The following remarks on this case are due to Professor Joffroy:

If the patient be asked to open his mouth, the spasm of the left cheek remains in abeyance at long as it is open, but the platysma of the same side then begins to twitch spasmodically. Or if he be requested to shut his eyes, so long as they continue closed the cheek is quiescent; but, on the other hand, both orbiculares palpebrarum, as well as the pyramidal muscles and the adjacent fibres of the frontalis, are seen to contract irregularly. There is a sort of transference of spasm, and this is of peculiar interest, inasmuch at it affords evidence that the lesion is not so restricted as one might suppose.

The explanation no doubt is to be sought in the law of the diffusion of reflexes, confirming the diagnosis of an irritative lesion at some point on the trigemino-facial reflex arc.

In the differential diagnosis of spasm assistance may be obtained by a consideration of the following points:

The extreme abruptness of the movement recalls the contractions produced by electrical stimulation.

There is no purposive or co-ordinated feature in the spasm, which is confined to some nerve area anatomically limited.

Volition, attention, distraction, emotion, all fail to effect any modification of the phenomena.

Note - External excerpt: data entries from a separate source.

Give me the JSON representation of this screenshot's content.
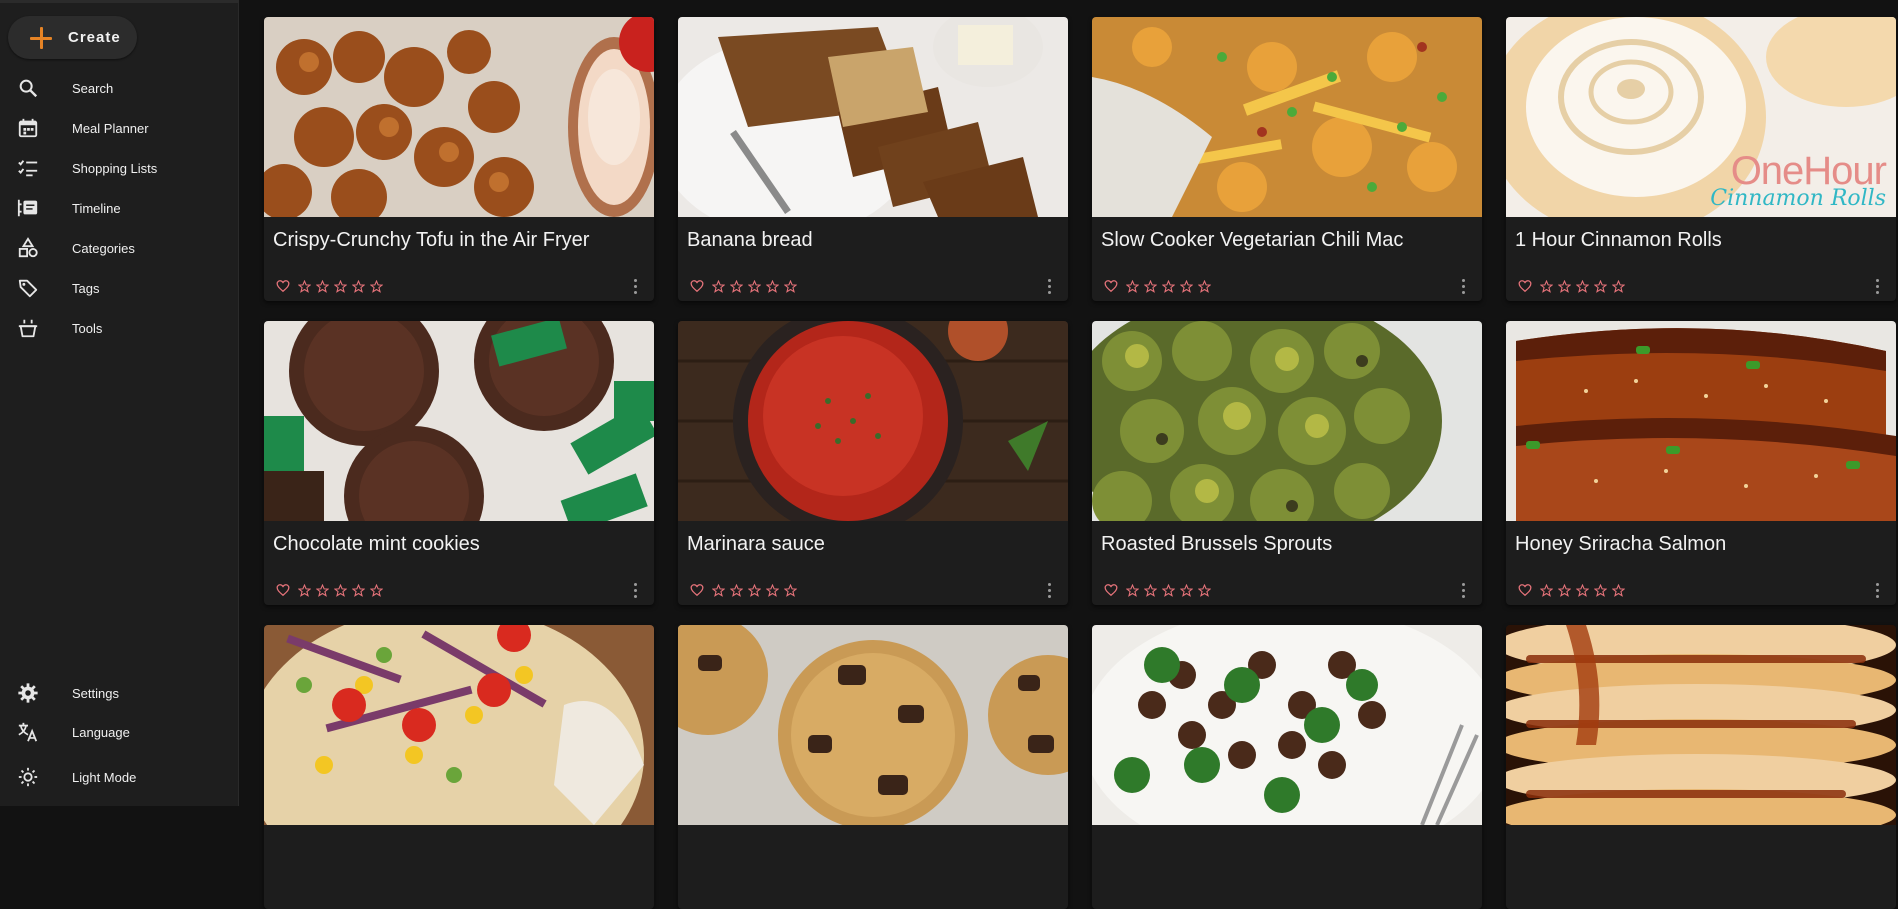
{
  "sidebar": {
    "create_label": "Create",
    "items": [
      {
        "label": "Search",
        "icon": "search-icon"
      },
      {
        "label": "Meal Planner",
        "icon": "calendar-icon"
      },
      {
        "label": "Shopping Lists",
        "icon": "checklist-icon"
      },
      {
        "label": "Timeline",
        "icon": "timeline-icon"
      },
      {
        "label": "Categories",
        "icon": "shapes-icon"
      },
      {
        "label": "Tags",
        "icon": "tags-icon"
      },
      {
        "label": "Tools",
        "icon": "pot-icon"
      }
    ],
    "bottom_items": [
      {
        "label": "Settings",
        "icon": "gear-icon"
      },
      {
        "label": "Language",
        "icon": "translate-icon"
      },
      {
        "label": "Light Mode",
        "icon": "sun-icon"
      }
    ]
  },
  "recipes": [
    {
      "title": "Crispy-Crunchy Tofu in the Air Fryer",
      "rating": 0
    },
    {
      "title": "Banana bread",
      "rating": 0
    },
    {
      "title": "Slow Cooker Vegetarian Chili Mac",
      "rating": 0
    },
    {
      "title": "1 Hour Cinnamon Rolls",
      "rating": 0,
      "image_text": [
        "OneHour",
        "Cinnamon Rolls"
      ]
    },
    {
      "title": "Chocolate mint cookies",
      "rating": 0
    },
    {
      "title": "Marinara sauce",
      "rating": 0
    },
    {
      "title": "Roasted Brussels Sprouts",
      "rating": 0
    },
    {
      "title": "Honey Sriracha Salmon",
      "rating": 0
    },
    {
      "title": "",
      "rating": 0
    },
    {
      "title": "",
      "rating": 0
    },
    {
      "title": "",
      "rating": 0
    },
    {
      "title": "",
      "rating": 0
    }
  ],
  "colors": {
    "accent": "#e58325",
    "rating": "#e5737a",
    "sidebar_bg": "#1e1e1e",
    "page_bg": "#121212",
    "card_bg": "#1d1d1d"
  }
}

No irresistible impulse precedes their manifestation, nor is it succeeded by a feeling of satisfaction. Sometimes the spasm is accompanied by severe pain.

As a general rule the patient's mental state does not present the anomalies met with so frequently among those who tic.

Important information may be gleaned from a scrutiny of the condition during sleep. Should the convulsive movement persist, it may be said with confidence to be a spasm; whereas if it completely disappear, it is probably a tic. Whether a spasm may vanish in sleep, however, is another question, which clinical observation has not yet satisfactorily answered, and if no other indication of organic disease be forthcoming, the problem must in the present state of our knowledge be left unsolved.